Mr Justice Sweeney ruled at the time that Adebolajo's was a “rare case” which warranted a whole-life term.
Explaining his decision, the judge said the 29-year-old, who has two children and four stepchildren, was the leader of the murderous plot and had “no real prospect of rehabilitation”.
However, 22-year-old Adebowale's younger age, mental health problems and “lesser role” meant that he escaped spending the rest of his life behind bars.
Whole-life terms came under the spotlight recently when leading judges at the Court of Appeal ruled that murderers who commit the most “heinous” of crimes can be sent to prison for the rest of their lives.

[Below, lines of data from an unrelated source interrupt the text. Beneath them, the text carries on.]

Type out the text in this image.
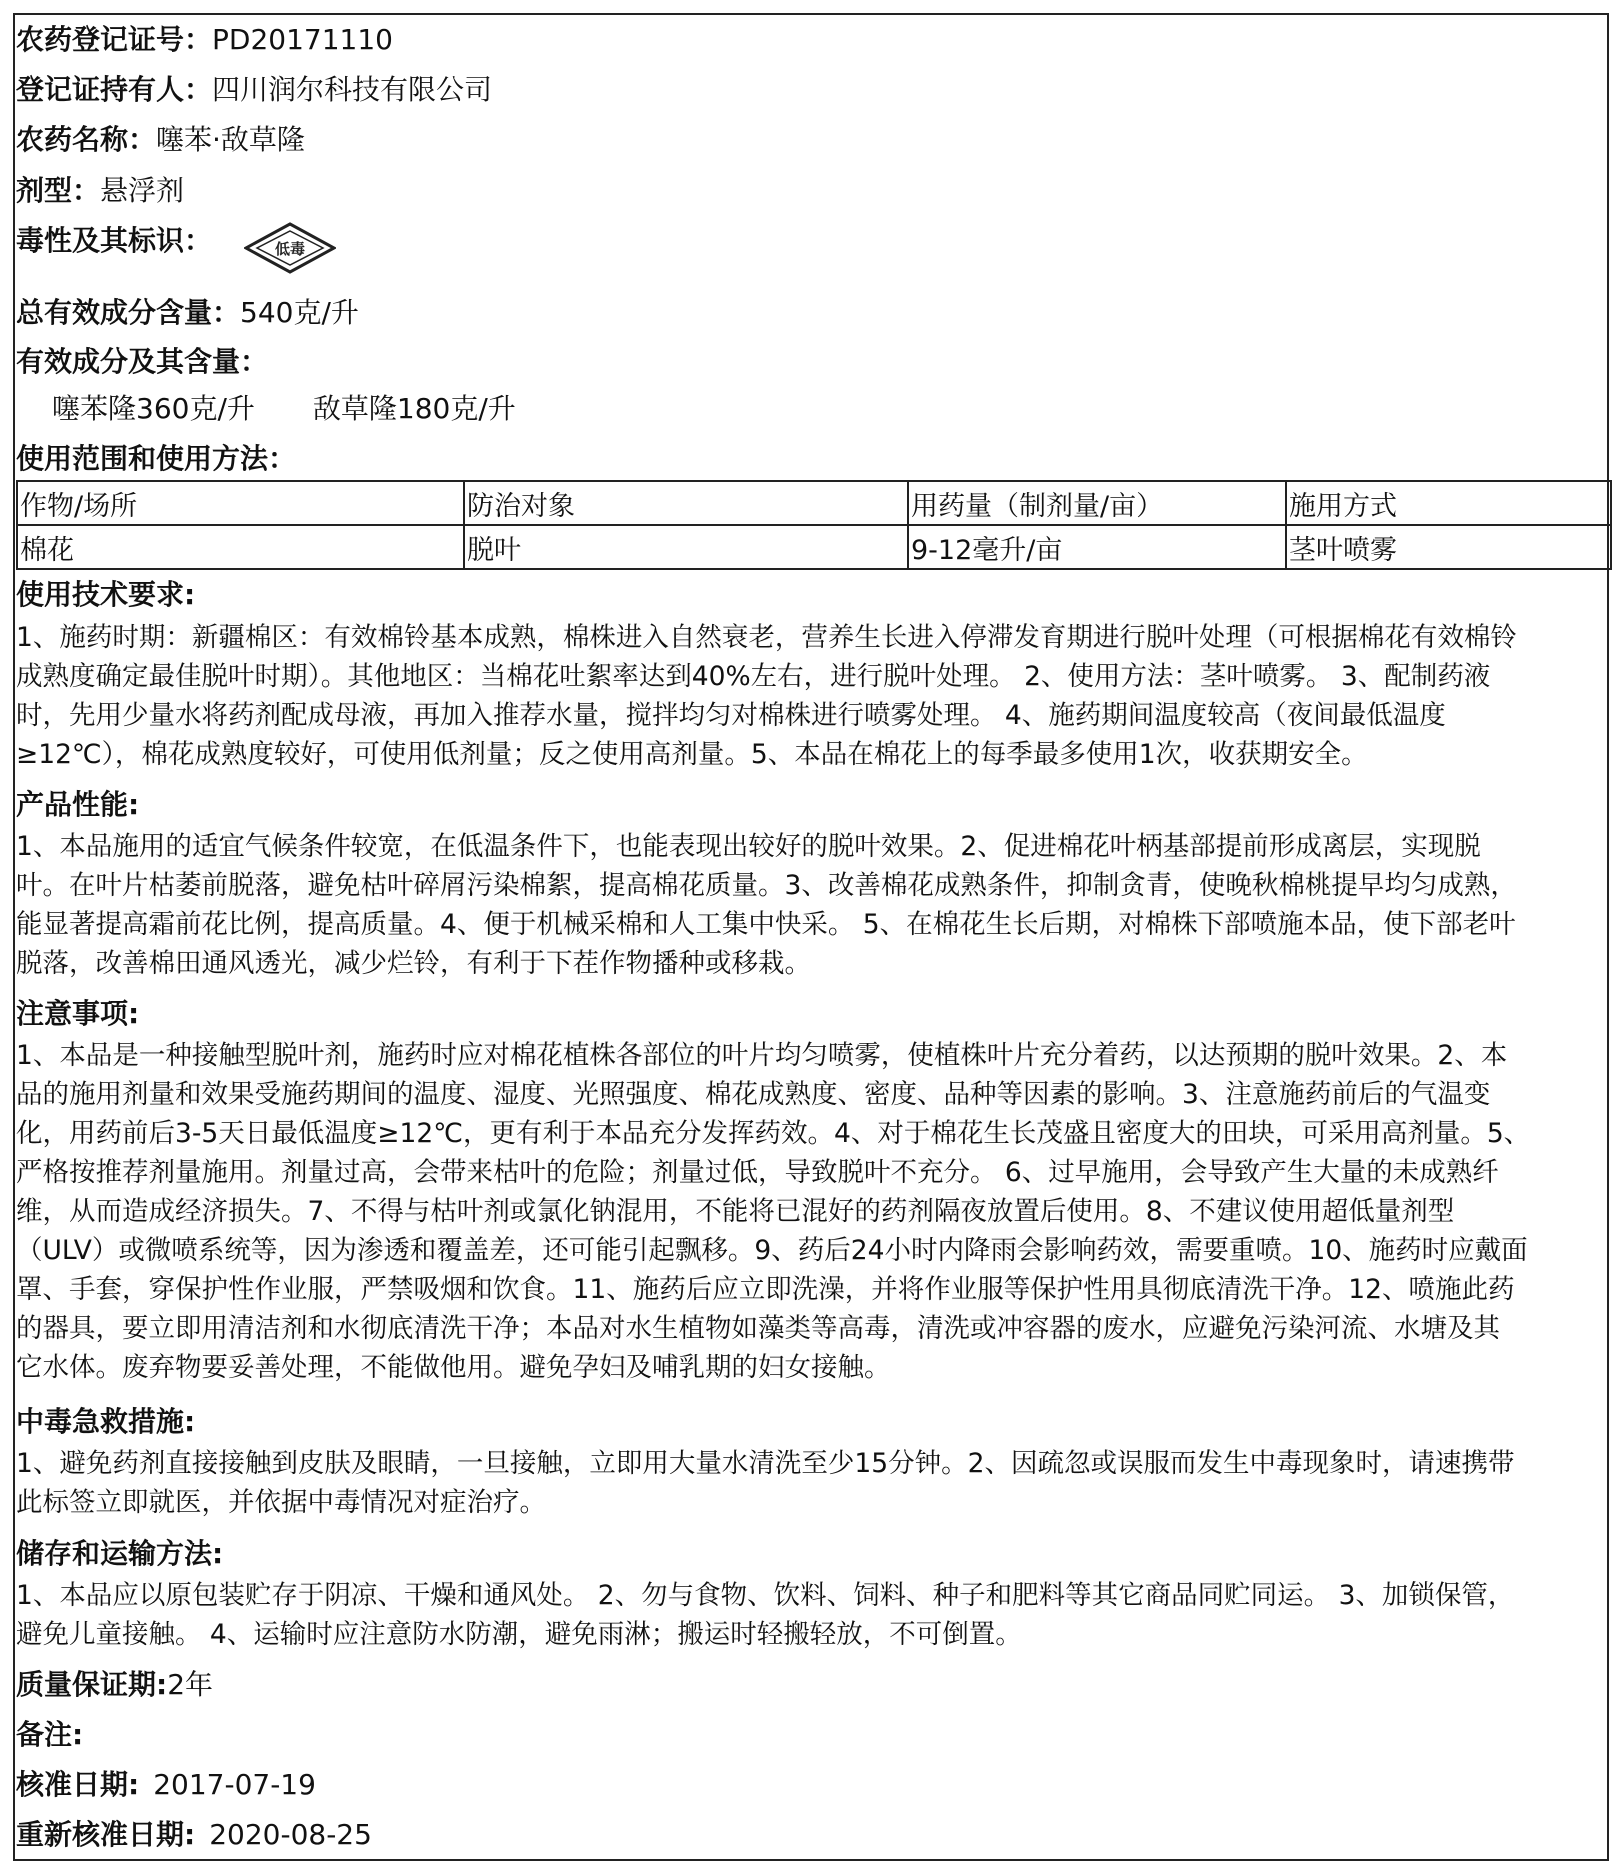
农药登记证号：PD20171110
登记证持有人：四川润尔科技有限公司
农药名称：噻苯·敌草隆
剂型：悬浮剂
毒性及其标识：	低毒
总有效成分含量：540克/升
有效成分及其含量：
噻苯隆360克/升 敌草隆180克/升
使用范围和使用方法：
作物/场所	防治对象	用药量（制剂量/亩）	施用方式
棉花	脱叶	9-12毫升/亩	茎叶喷雾
使用技术要求:

1、施药时期：新疆棉区：有效棉铃基本成熟，棉株进入自然衰老，营养生长进入停滞发育期进行脱叶处理（可根据棉花有效棉铃

成熟度确定最佳脱叶时期）。其他地区：当棉花吐絮率达到40%左右，进行脱叶处理。 2、使用方法：茎叶喷雾。 3、配制药液

时，先用少量水将药剂配成母液，再加入推荐水量，搅拌均匀对棉株进行喷雾处理。 4、施药期间温度较高（夜间最低温度

≥12℃），棉花成熟度较好，可使用低剂量；反之使用高剂量。5、本品在棉花上的每季最多使用1次，收获期安全。

产品性能:

1、本品施用的适宜气候条件较宽，在低温条件下，也能表现出较好的脱叶效果。2、促进棉花叶柄基部提前形成离层，实现脱

叶。在叶片枯萎前脱落，避免枯叶碎屑污染棉絮，提高棉花质量。3、改善棉花成熟条件，抑制贪青，使晚秋棉桃提早均匀成熟，

能显著提高霜前花比例，提高质量。4、便于机械采棉和人工集中快采。 5、在棉花生长后期，对棉株下部喷施本品，使下部老叶

脱落，改善棉田通风透光，减少烂铃，有利于下茬作物播种或移栽。

注意事项:

1、本品是一种接触型脱叶剂，施药时应对棉花植株各部位的叶片均匀喷雾，使植株叶片充分着药，以达预期的脱叶效果。2、本

品的施用剂量和效果受施药期间的温度、湿度、光照强度、棉花成熟度、密度、品种等因素的影响。3、注意施药前后的气温变

化，用药前后3-5天日最低温度≥12℃，更有利于本品充分发挥药效。4、对于棉花生长茂盛且密度大的田块，可采用高剂量。5、

严格按推荐剂量施用。剂量过高，会带来枯叶的危险；剂量过低，导致脱叶不充分。 6、过早施用，会导致产生大量的未成熟纤

维，从而造成经济损失。7、不得与枯叶剂或氯化钠混用，不能将已混好的药剂隔夜放置后使用。8、不建议使用超低量剂型

（ULV）或微喷系统等，因为渗透和覆盖差，还可能引起飘移。9、药后24小时内降雨会影响药效，需要重喷。10、施药时应戴面

罩、手套，穿保护性作业服，严禁吸烟和饮食。11、施药后应立即洗澡，并将作业服等保护性用具彻底清洗干净。12、喷施此药

的器具，要立即用清洁剂和水彻底清洗干净；本品对水生植物如藻类等高毒，清洗或冲容器的废水，应避免污染河流、水塘及其

它水体。废弃物要妥善处理，不能做他用。避免孕妇及哺乳期的妇女接触。

中毒急救措施:

1、避免药剂直接接触到皮肤及眼睛，一旦接触，立即用大量水清洗至少15分钟。2、因疏忽或误服而发生中毒现象时，请速携带

此标签立即就医，并依据中毒情况对症治疗。

储存和运输方法:

1、本品应以原包装贮存于阴凉、干燥和通风处。 2、勿与食物、饮料、饲料、种子和肥料等其它商品同贮同运。 3、加锁保管，

避免儿童接触。 4、运输时应注意防水防潮，避免雨淋；搬运时轻搬轻放，不可倒置。

质量保证期:2年
备注:
核准日期: 2017-07-19
重新核准日期: 2020-08-25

The Lee Rigby trial was delayed for two months until the specially-constituted court declared that sentencing judges can continue to impose “whole-life” tariffs in such cases.
It followed a clash between the Government and the European Court of Human Rights over whether “life should mean life” for the most serious offences.
Adebowale and Adebolajo, both British-born Muslim converts, ran 25-year-old Fusilier Rigby down in a car before hacking him to death with a meat cleaver and knives in a frenzied attack in May last year.
They encouraged witnesses to film the brutality, with Adebolajo giving a rambling speech while covered in blood saying it was revenge for British involvement in the Iraq and Afghanistan wars.
A report released last month by the Parliamentary Intelligence and Security Committee (ISC) found that the murder could not have been prevented, despite chronicling a catalogue of missed opportunities by police and the security services, who had been monitoring the killers for years.
Fusilier Rigby’s family accused Facebook of having “blood on its hands” by failing to help stop his death by alerting authorities to extremist messages written by Adebowale.
His sister, Sara McClure, told the Sun: “Facebook have my brother's blood on their hands.
“I hold them partly responsible for Lee's murder.”
The report had slammed an unnamed internet company, revealed to be Facebook, as a “safe haven for terrorists” who use it to plot attacks and share extremist material.
In December 2012, one such conversation between Adebowale and an Al Qaeda extremist went unreported, six months before the attack.
“Let’s kill a soldier,” he wrote in a series of “graphic and emotive” messages to the Yemen jihadist, where they discussed a choice of weapons and the challenges of being a “martyr”.
The parliamentary watchdog's chair, Sir Malcolm Rifkind, stated that Facebook could have made a difference by raising the conversation and there was “a significant possibility that MI5 would have been able to prevent the attack” as it would have made Adebowale “a top priority”.
The ISC found the information could have saved the soldier’s life but Adebowale and Adebolajo had already been on the radar of MI5 and the police for years by the time they committed their savage murder.
In the wake of the report, David Cameron announced £130 million in funding to improve the agencies' capability to combat “self-starting” terrorists and attacked internet firms for failing to help tackle the threat.